Mais est-ce que l’évidence est assurément une vérité ? L’évidence se définit par le fait que la représentation d’une idée s’accompagne d’un sentiment de certitude, selon Leibniz. Mais, quel crédit accorder à ce sentiment ? Ce dernier semble se rapprocher de l’intuition or nous savons que l’intuition est parfois trompeuse par exemple : intuitivement, l’ensemble des entiers naturels semble deux fois plus grand que l’ensemble des entiers pairs, alors qu’ils ont, en un certain sens, le même nombre d’éléments, puisqu’à un élément de l’ensemble IN, on peut toujours faire correspondre un entier pair en le multipliant par deux par exemple. Ainsi, l’évidence serait un critère peu fiable car trop subjectif. Mais est-ce vraiment par intuition que nous énonçons une évidence ? Ne peut-on pas dire plutôt que l’on dit d’une proposition qu’elle est évidente si et seulement si elle est en adéquation avec la raison humaine ? En effet, un énoncé est dit évident quand il est concevable, c’est-à-dire raisonnable. Ainsi, la science reposerait sur la raison humaine.

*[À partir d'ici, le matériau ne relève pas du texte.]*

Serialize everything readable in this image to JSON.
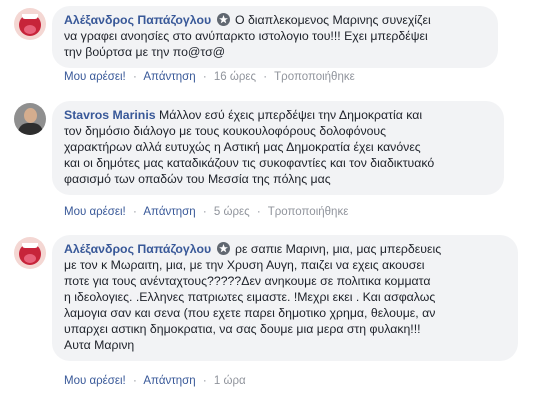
{
  "comments": [
    {
      "author": "Αλέξανδρος Παπάζογλου",
      "line1": " Ο διαπλεκομενος Μαρινης συνεχίζει",
      "line2": "να γραφει ανοησίες στο ανύπαρκτο ιστολογιο του!!! Εχει μπερδέψει",
      "line3": "την βούρτσα με την πο@τσ@",
      "like": "Μου αρέσει!",
      "reply": "Απάντηση",
      "time": "16 ώρες",
      "edited": "Τροποποιήθηκε"
    },
    {
      "author": "Stavros Marinis",
      "line1": " Μάλλον εσύ έχεις μπερδέψει την Δημοκρατία και",
      "line2": "τον δημόσιο διάλογο με τους κουκουλοφόρους δολοφόνους",
      "line3": "χαρακτήρων αλλά ευτυχώς η Αστική μας Δημοκρατία έχει κανόνες",
      "line4": "και οι δημότες μας καταδικάζουν τις συκοφαντίες και τον διαδικτυακό",
      "line5": "φασισμό των οπαδών του Μεσσία της πόλης μας",
      "like": "Μου αρέσει!",
      "reply": "Απάντηση",
      "time": "5 ώρες",
      "edited": "Τροποποιήθηκε"
    },
    {
      "author": "Αλέξανδρος Παπάζογλου",
      "line1": " ρε σαπιε Μαρινη, μια, μας μπερδευεις",
      "line2": "με τον κ Μωραιτη, μια, με την Χρυση Αυγη, παιζει να εχεις ακουσει",
      "line3": "ποτε για τους ανένταχτους?????Δεν ανηκουμε σε πολιτικα κομματα",
      "line4": "η ιδεολογιες. .Ελληνες πατριωτες ειμαστε. !Μεχρι εκει . Και ασφαλως",
      "line5": "λαμογια σαν και σενα (που εχετε παρει δημοτικο χρημα, θελουμε, αν",
      "line6": "υπαρχει αστικη δημοκρατια, να σας δουμε μια μερα στη φυλακη!!!",
      "line7": "Αυτα Μαρινη",
      "like": "Μου αρέσει!",
      "reply": "Απάντηση",
      "time": "1 ώρα"
    }
  ],
  "separator": "·",
  "colors": {
    "link": "#385898",
    "bubble": "#f2f3f5",
    "meta": "#90949c"
  },
  "icons": {
    "badge": "top-fan-badge-icon"
  }
}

Cependant, si, comme Nietzsche, on affirme que la science est basée sur une croyance, on peut avoir raison dans le sens où la science repose sur la croyance que l’homme possède en la raison. Alors, on peut affirmer que la science qui est le fruit de la raison repose, en fin de compte, sur une conviction, c’est-à-dire sur la « foi » en la valeur de la rationalité. En effet, si l’homme étudie des phénomènes, c’est tout simplement parce qu’il pense pouvoir les expliquer, ou autrement dit, il pense qu’il existe une cause, une raison ( de ratio du latin mot à l’origine du terme rationalité) qui provoque le phénomène. L’homme croit en la logique dont il est pourvu. Mais cette croyance ne lui apparaît pas telle quelle. Les recherches scientifiques actuelles sur le génome humain sont la preuve que nous croyons en la rationalité, en effet à partir des différences du réel c’est-à-dire les différences entre deux individus par exemple au niveau de la couleur de leurs yeux, nous avons cherché des causes rationnelles pouvant expliquer cette différence. Et les résultats actuels nous permettent de dire que ces différences sont dues à l’information génétique qui est particulière à chaque individu. Un monde non rationnel nous est inimaginable car nous possédons la raison, c’est d’ailleurs ce qui nous différencie des autres animaux. Ainsi, on peut dire que la science repose sur notre croyance en la rationalité.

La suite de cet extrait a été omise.